Oxidation-reduction properties of several low potential iron-sulfur proteins and of methylviologen.

Apparent oxidation-reduction potentials at pH 7.0 and 25 degrees C were determined using the H2-hydrogenase system with ferredoxins from the following sources: Clostridium pasteurianum, -403 mV; C tartarovorum, -424 mV; C. acidi-urici, -434 mV; Peptococcus aerogenes, -427 mV; Chromatium D, -482 mV (pH 8.0); B. polymyxa, Fd I, -377 mV, and Fd II, -422 mV; and spinach, -428 mV. The pH dependence of these values was variable, ranging from -2 to -24 mV/pH unit increase for different ferredoxins. Over the range of buffer concentrations between 0.05 and 0.2 M, the potentials did not vary significantly.

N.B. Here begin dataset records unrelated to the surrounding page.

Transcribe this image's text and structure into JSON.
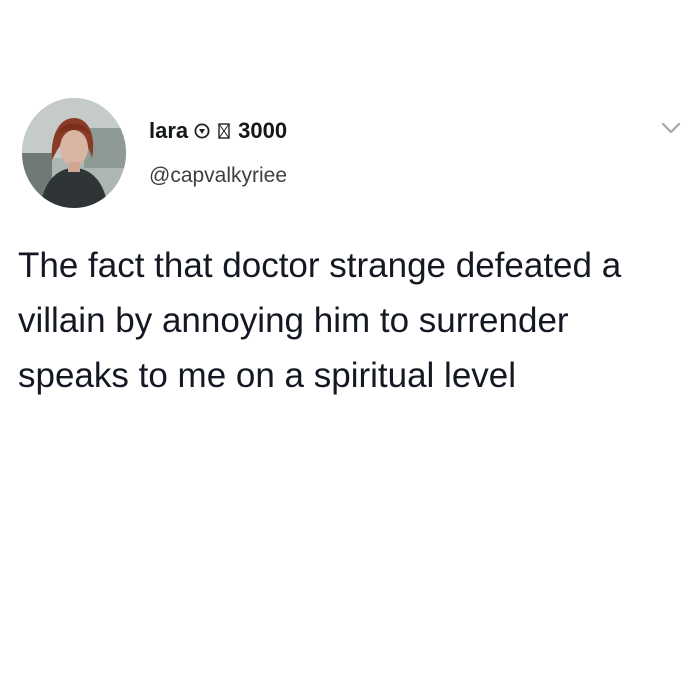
{
  "tweet": {
    "display_name": "lara",
    "name_score": "3000",
    "handle": "@capvalkyriee",
    "body": "The fact that doctor strange defeated a villain by annoying him to surrender speaks to me on a spiritual level",
    "icons": {
      "name_badge": "shield-emoji-icon",
      "name_emoji": "missing-glyph-icon",
      "menu": "chevron-down-icon"
    },
    "colors": {
      "text": "#141823",
      "handle": "#3c3f44",
      "caret": "#a8a8a8"
    }
  }
}
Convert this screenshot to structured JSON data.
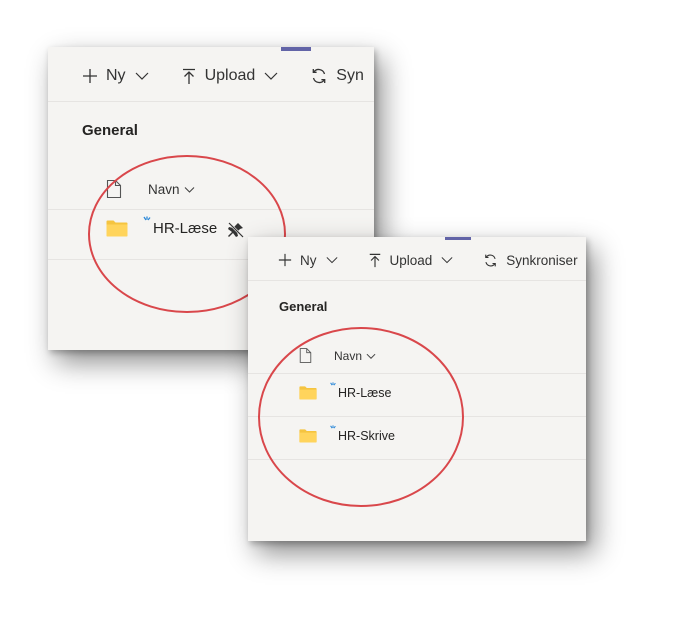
{
  "accent_color": "#6264a7",
  "annotation_color": "#d9474b",
  "panel_top": {
    "toolbar": {
      "new_label": "Ny",
      "upload_label": "Upload",
      "sync_label": "Syn"
    },
    "section_title": "General",
    "column_name_label": "Navn",
    "rows": [
      {
        "name": "HR-Læse",
        "icon": "folder-icon",
        "badge": "sync-icon",
        "extra_icon": "pin-off-icon"
      }
    ]
  },
  "panel_bottom": {
    "toolbar": {
      "new_label": "Ny",
      "upload_label": "Upload",
      "sync_label": "Synkroniser"
    },
    "section_title": "General",
    "column_name_label": "Navn",
    "rows": [
      {
        "name": "HR-Læse",
        "icon": "folder-icon",
        "badge": "sync-icon"
      },
      {
        "name": "HR-Skrive",
        "icon": "folder-icon",
        "badge": "sync-icon"
      }
    ]
  }
}
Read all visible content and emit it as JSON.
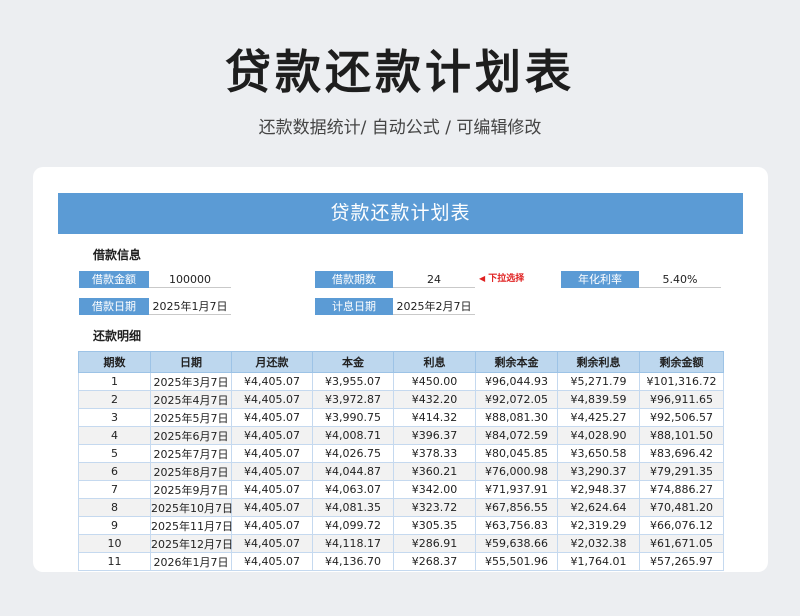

The number of electrons transferred during reduction (as determined by integrations of EPR spectra and by dithionite titration) is 2 for the first five proteins, while potentiometric data for all the cases fit a Nernst equation for which n = 1. The E degrees' value for the redox indicator methylviologen at pH 7.4 was found to be -460 mV, according to both the H2-hydrogenase system and cyclic voltammetry, significantly different from the value previously reported at higher pH's. Additionally, the presence of C. pasteuranum ferredoxin appears to shift the E degrees value of methylviologen to even more negative values. An analysis of sources of error inherent with potential determinations with H2 and hydrogenase is presented. The electronic and EPR spectra of P. aerogenes ferredoxin, for which the x-ray structure has been published, are given here. It appears that the determination of potentials of ferredoxin and other low-potential porteins with the H2-hydrogenase system affords certain experimental advantages over alternative methods currently employed with these and similar substances.